The student will benefit from supervision across three UK research institutes. The student will be based at the University of Birmingham where a range of analytical training is available. Specific analytical training will be provided in the operation of instruments nutrient analysis, isotope tracing for N and P (Birmingham and Bangor) and mycorrhizal community structure to determine functional groups and their relationship to soil nutrient status and tree growth responses (Bangor). Training and lab experiments at Bangor and UKCEH will open up new avenues for collaborative research training. Equally, the student will spend time in the School of Chemistry at Birmingham to learn novel analytical methods, microfluidics, and instrumentation.
Partners and collaboration (including CASE):
This studentship benefits from access to the only global temperate forests Free Air Carbon Dioxide Enrichment (FACE) facility and infrastructure (>£20million) (https://www.birmingham.ac.uk/research/bifor/face/index.aspx) and the Forest Ecology and Biogoechemistry Laboratory Facilities at Bangor University and UKCEH-Bangor).

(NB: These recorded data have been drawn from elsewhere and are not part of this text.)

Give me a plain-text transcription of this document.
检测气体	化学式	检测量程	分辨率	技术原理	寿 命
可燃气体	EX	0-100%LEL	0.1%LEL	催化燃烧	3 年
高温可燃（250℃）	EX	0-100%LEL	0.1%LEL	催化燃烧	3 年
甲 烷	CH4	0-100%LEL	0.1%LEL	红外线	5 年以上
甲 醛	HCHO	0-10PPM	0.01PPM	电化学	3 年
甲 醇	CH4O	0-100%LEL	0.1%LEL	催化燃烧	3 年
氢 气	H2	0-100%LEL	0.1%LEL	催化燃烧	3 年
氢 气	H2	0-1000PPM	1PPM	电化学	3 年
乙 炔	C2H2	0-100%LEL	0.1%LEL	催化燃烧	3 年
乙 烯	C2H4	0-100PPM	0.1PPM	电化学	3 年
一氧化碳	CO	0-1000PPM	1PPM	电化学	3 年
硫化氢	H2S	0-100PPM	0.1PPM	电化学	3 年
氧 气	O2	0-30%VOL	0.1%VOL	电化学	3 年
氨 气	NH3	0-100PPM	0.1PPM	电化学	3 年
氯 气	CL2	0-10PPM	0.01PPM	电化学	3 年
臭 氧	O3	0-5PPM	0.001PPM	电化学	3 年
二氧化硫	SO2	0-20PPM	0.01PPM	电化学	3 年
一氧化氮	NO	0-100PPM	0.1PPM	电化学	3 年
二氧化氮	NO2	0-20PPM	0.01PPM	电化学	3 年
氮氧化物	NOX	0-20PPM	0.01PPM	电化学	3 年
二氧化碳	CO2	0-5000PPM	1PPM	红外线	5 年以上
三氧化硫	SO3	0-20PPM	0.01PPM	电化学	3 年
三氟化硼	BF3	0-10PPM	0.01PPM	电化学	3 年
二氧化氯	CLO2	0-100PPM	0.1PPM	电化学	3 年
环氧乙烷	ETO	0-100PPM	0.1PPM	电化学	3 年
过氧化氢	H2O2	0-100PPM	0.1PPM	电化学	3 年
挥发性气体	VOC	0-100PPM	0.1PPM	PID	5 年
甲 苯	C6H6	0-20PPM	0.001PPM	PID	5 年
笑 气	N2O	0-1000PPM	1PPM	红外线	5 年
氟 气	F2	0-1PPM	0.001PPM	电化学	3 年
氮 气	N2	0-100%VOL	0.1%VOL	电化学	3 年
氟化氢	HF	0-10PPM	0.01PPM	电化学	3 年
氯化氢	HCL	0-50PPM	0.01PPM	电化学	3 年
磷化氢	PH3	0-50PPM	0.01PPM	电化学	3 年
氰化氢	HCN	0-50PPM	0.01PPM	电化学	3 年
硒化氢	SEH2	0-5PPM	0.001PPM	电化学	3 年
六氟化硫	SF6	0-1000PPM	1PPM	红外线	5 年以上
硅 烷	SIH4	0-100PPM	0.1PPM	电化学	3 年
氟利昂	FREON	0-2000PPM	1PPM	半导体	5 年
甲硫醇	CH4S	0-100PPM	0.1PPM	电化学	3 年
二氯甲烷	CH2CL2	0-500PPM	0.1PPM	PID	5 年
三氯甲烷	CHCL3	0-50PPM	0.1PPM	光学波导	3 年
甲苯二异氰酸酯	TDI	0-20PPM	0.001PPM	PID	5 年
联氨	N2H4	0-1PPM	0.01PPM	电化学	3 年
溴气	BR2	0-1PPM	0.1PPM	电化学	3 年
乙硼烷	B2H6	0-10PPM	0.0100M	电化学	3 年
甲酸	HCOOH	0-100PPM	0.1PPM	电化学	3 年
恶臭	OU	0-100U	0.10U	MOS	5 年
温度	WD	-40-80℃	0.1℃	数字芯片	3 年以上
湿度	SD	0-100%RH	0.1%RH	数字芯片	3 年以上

This studentship will benefit from the high experimental costs of these projects and facilities, which is beyond the funding capacity of any single PhD studentship. The involvement of UKCEH and Bangor University offers significant values in terms of access to facilities. Access to mycorrhizal functionality characterization facilities at Bangor University (>£170k), and an internship at UKCEH will thus support this studentship.
- Literature review and training in analytical instruments (chromatography, colorimetry, isotopes), microfluidics, and experimental design at Birmingham, Bangor University and UKCEH-Bangor. Introductory visits to the BIFoR-FACE in England.
- Training in the School of Chemistry (6 weeks) on microfluidic devices.
- Placement (8 weeks) at Bangor University to learn about forest soil microbial and fungal ecology techniques and the use of radioisotopes in mesocosms.
- Research plan finalisation including statistical design, installation of root boxes for root uptake preferences, setting up decomposition and nutrient availability trial and publication of a literature review paper.
- Monthly measurement of available nutrients in experimental plots, net N mineralization rates and mycorrhizal trade-offs with roots in terms of nutrient and carbon exchanges.
- Develop colorimetric assays in microfluidic devices for detection of selected anions and cations.
- Functional genetic markers for N and P uptake and mineralisation will be determined in rhizosphere soils.
- Application of stable- and radioisotope tracers for quantifying relative availability of N and P in soils to roots under N & P addition treatments and how such changes affect root uptake preferences.
- Tree NPP measurements (leaf, stem, root and hyphae) in mesoscosms and field trials.
- Data analysis and compilation of results for publication.
- Continuation of nutrient mineralization, availability and root uptake preferences for different N forms.
- Obtain and compare data obtained using well-established laboratory methods and microfluidic devices with portable read-out instrumentation.
- Changes in root carbon allocation to mycorrhizae in response of nutrient availability (Bangor University) and changes in decomposition rates (University of Birmingham).
- Data analysis and completion of experimental work.
- Thesis write up, defence and publications.
- Wider involvement with supervisor linked project partners offering further opportunities for pooling data within a multidisciplinary data pool potentially feeding into large synthesis papers and methodologies.